ブニュエルのお気に入りの一本、というのをどこかで見掛けたことがある。常人が戸惑うような唐突な飛躍にも呼吸を乱すことなく、詩の韻律に身を委ねるような不思議な心地良さで綴られる。ポエジーがいきづくファンタジー。
くたー

**ネタバレ注意**
映画を見終った人むけのレビューです。

これ以降の文章には映画の内容に関する重要な情報が書かれています。
まだ映画を見ていない人がみると映画の面白さを損なうことがありますのでご注意下さい。







少女に愛と命を吹き込まれる男と、そのしがない芸術家崩れの言葉にときめく初老の女性。という設定からして微妙な倒錯すら覚える。しかし物語はそんなことお構いナシに、様々な時や世代を自由に飛躍してみせる。どこか物悲しく、どこか気まぐれで、かすかにエキセントリック、しかし形容し難い美しさに満ちてもいる。

それにしても、ジェニファー・ジョーンズの唐突に現れては去る姿が、様々な変化で意表をつく韻律のようで、そのどれをとっても素晴らしい。しょっぱなのアンバランスな大きな帽子に釘付けになったかと思えば、冬枯れの風景の中の街灯の光に消える姿の印象深さ。スケートでの登場、アダムスの部屋での鏡の中の純白の姿、夜明けの光にぼやける姿、修道院での木漏れ日から現れる姿、砕ける波から走り出る姿(灯台のらせん階段という装置も秀逸)。ドビュッシーをモチーフにした音楽も、独特の趣。

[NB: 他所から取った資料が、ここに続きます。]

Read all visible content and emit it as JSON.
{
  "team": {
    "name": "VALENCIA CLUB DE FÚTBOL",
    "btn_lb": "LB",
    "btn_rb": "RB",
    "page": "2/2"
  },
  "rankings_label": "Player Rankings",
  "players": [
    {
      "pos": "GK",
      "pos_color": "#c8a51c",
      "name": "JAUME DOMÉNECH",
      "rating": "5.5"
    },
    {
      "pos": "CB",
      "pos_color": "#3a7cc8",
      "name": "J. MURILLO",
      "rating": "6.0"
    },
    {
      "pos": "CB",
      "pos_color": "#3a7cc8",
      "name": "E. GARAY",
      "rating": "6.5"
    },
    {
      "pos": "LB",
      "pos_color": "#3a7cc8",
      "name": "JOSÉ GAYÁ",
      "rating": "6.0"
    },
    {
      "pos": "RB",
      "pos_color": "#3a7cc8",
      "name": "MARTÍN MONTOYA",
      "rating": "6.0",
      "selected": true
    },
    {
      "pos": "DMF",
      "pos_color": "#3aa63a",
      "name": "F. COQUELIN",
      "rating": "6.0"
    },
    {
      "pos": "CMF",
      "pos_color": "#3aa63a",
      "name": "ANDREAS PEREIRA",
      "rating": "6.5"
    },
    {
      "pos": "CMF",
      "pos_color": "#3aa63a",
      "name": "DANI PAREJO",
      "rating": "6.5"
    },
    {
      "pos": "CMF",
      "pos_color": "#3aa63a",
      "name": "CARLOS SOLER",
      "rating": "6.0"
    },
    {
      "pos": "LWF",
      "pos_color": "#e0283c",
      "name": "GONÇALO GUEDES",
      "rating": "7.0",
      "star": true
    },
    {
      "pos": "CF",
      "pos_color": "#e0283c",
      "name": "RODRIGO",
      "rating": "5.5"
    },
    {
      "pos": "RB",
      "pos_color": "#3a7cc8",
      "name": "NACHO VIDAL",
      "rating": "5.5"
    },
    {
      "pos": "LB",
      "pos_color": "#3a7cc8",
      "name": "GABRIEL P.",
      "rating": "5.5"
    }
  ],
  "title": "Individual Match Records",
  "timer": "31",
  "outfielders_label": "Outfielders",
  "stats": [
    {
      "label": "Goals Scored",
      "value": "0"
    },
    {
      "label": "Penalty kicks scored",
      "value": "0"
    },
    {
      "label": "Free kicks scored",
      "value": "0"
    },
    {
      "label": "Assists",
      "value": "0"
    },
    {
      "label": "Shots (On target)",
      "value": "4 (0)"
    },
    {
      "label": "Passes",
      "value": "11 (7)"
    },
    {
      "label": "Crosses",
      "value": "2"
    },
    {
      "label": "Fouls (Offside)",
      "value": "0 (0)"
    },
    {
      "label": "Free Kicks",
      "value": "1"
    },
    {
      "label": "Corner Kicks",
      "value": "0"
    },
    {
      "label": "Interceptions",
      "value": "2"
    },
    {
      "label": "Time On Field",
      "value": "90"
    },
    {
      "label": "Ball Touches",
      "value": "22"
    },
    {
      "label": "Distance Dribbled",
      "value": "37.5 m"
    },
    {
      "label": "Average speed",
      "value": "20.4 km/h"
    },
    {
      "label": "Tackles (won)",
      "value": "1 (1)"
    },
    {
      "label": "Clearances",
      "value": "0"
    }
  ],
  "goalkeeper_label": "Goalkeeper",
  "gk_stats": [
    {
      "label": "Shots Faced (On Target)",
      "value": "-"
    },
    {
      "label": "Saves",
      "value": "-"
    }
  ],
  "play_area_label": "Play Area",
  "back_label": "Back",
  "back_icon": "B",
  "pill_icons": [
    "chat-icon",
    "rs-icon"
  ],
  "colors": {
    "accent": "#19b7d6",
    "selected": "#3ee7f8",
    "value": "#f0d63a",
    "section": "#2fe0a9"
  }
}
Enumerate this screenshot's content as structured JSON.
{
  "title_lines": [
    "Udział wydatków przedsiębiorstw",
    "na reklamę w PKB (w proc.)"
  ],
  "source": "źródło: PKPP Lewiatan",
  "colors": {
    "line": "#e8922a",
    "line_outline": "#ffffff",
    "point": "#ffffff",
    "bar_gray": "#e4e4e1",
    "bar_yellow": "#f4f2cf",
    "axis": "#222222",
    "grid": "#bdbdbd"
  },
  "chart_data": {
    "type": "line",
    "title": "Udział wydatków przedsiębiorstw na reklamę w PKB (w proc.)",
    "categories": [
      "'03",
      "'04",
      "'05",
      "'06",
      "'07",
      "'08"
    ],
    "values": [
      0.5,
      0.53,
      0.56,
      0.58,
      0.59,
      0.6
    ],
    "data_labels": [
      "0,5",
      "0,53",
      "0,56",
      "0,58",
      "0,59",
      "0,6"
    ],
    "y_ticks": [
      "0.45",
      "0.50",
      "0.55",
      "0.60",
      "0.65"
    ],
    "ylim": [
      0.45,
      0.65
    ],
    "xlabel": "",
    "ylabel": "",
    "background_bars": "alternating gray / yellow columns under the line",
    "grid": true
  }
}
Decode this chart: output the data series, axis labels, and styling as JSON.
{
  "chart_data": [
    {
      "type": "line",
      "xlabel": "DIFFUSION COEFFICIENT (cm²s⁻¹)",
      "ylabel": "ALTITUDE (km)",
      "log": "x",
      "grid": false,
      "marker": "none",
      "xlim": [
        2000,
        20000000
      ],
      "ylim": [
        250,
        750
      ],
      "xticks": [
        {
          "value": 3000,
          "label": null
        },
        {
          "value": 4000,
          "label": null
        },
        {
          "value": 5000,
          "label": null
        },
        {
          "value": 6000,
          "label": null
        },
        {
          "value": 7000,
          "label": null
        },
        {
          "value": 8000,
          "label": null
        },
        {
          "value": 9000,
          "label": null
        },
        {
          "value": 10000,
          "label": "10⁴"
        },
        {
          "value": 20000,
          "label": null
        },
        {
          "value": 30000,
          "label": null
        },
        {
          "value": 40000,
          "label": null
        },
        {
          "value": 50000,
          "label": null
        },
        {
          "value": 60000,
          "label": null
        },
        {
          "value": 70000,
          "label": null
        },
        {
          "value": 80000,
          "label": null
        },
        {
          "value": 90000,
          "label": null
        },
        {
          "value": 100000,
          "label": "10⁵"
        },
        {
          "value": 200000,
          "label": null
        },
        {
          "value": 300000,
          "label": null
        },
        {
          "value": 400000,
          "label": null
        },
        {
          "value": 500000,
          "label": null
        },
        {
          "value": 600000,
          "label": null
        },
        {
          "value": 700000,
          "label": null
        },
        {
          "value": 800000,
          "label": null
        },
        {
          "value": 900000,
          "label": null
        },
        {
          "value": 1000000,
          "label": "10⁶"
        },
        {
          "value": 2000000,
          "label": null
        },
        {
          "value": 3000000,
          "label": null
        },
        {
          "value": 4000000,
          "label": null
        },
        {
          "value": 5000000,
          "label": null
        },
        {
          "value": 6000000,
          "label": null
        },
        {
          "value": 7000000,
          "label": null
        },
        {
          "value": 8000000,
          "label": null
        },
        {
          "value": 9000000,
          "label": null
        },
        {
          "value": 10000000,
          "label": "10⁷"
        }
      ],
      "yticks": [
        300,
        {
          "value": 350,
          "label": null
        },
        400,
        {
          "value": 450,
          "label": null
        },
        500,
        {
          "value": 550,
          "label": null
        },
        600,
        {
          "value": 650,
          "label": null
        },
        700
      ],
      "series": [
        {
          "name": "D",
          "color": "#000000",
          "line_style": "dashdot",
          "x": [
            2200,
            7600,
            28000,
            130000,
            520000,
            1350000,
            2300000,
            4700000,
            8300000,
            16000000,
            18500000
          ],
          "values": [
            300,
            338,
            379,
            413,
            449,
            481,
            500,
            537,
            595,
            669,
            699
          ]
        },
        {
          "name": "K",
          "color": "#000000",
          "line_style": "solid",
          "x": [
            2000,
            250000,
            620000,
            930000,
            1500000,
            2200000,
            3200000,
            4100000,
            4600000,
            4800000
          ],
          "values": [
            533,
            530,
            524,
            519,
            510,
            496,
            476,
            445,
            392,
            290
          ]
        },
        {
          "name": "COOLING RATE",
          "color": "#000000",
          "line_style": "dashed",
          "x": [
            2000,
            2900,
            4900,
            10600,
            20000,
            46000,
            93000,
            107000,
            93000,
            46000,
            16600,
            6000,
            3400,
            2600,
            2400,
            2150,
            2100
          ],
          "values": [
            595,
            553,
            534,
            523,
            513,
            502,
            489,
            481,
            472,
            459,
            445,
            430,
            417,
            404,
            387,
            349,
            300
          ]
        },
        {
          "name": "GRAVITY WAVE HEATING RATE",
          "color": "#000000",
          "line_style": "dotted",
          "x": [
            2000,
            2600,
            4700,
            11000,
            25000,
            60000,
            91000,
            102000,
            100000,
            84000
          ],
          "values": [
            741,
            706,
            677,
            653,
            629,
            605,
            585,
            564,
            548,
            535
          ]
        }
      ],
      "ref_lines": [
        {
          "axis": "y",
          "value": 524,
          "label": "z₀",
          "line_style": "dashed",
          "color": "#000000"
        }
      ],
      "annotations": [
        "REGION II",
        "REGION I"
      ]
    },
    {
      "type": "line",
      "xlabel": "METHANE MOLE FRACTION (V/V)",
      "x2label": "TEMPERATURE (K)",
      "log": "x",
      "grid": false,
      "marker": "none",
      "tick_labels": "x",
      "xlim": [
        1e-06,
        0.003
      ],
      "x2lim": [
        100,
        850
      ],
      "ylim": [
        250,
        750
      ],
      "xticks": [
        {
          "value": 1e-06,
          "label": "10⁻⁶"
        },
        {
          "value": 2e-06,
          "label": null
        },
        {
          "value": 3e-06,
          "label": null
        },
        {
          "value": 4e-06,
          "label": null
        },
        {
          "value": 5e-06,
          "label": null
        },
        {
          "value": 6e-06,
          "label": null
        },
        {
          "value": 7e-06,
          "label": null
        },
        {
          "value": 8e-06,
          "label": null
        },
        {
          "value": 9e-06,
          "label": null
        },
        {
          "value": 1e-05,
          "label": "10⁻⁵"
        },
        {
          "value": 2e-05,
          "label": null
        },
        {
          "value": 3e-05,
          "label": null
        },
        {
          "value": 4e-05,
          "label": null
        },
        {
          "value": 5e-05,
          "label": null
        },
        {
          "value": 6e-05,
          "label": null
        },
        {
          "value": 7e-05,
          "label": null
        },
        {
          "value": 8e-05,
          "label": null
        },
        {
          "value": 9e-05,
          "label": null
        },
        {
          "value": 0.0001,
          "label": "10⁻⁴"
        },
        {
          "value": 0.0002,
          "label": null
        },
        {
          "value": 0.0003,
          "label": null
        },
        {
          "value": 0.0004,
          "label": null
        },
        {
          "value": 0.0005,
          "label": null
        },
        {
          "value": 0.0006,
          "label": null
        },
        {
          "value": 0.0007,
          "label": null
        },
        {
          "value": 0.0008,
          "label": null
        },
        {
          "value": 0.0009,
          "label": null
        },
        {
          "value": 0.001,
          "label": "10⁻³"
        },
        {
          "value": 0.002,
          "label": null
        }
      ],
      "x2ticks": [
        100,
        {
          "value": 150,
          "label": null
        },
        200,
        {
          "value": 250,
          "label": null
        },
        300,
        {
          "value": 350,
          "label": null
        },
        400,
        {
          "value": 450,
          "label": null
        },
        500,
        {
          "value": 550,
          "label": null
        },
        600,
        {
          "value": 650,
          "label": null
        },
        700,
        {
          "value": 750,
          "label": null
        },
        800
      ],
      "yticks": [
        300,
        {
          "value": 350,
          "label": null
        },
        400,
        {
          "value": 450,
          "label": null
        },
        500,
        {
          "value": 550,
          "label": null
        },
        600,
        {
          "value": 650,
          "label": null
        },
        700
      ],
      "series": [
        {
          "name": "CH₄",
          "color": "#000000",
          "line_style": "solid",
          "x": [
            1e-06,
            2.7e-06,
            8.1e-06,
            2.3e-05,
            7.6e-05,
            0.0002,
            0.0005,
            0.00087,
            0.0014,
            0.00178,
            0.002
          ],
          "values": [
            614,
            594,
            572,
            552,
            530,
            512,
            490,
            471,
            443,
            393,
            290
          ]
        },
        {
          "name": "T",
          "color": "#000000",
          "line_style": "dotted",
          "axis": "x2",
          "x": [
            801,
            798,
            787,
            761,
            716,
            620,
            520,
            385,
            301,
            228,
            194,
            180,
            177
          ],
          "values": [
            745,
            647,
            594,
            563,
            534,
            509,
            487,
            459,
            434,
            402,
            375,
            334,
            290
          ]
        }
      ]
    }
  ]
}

その他にも消息を尋ねて訪れる映写室のシーンや窓外の雪や雨など、印象深い映像が多く、全体を通してコントラストの利いた白黒映像が効果を発揮している。小品の部類に入るのかもしれないけど、なかなか他では味わえない個性が際立つ一本。森羅万象の神秘に、時空を渡る鳥たち。美しさは謎で、謎はどこまでも美しい。

(2007/2/22)

(評価:★5)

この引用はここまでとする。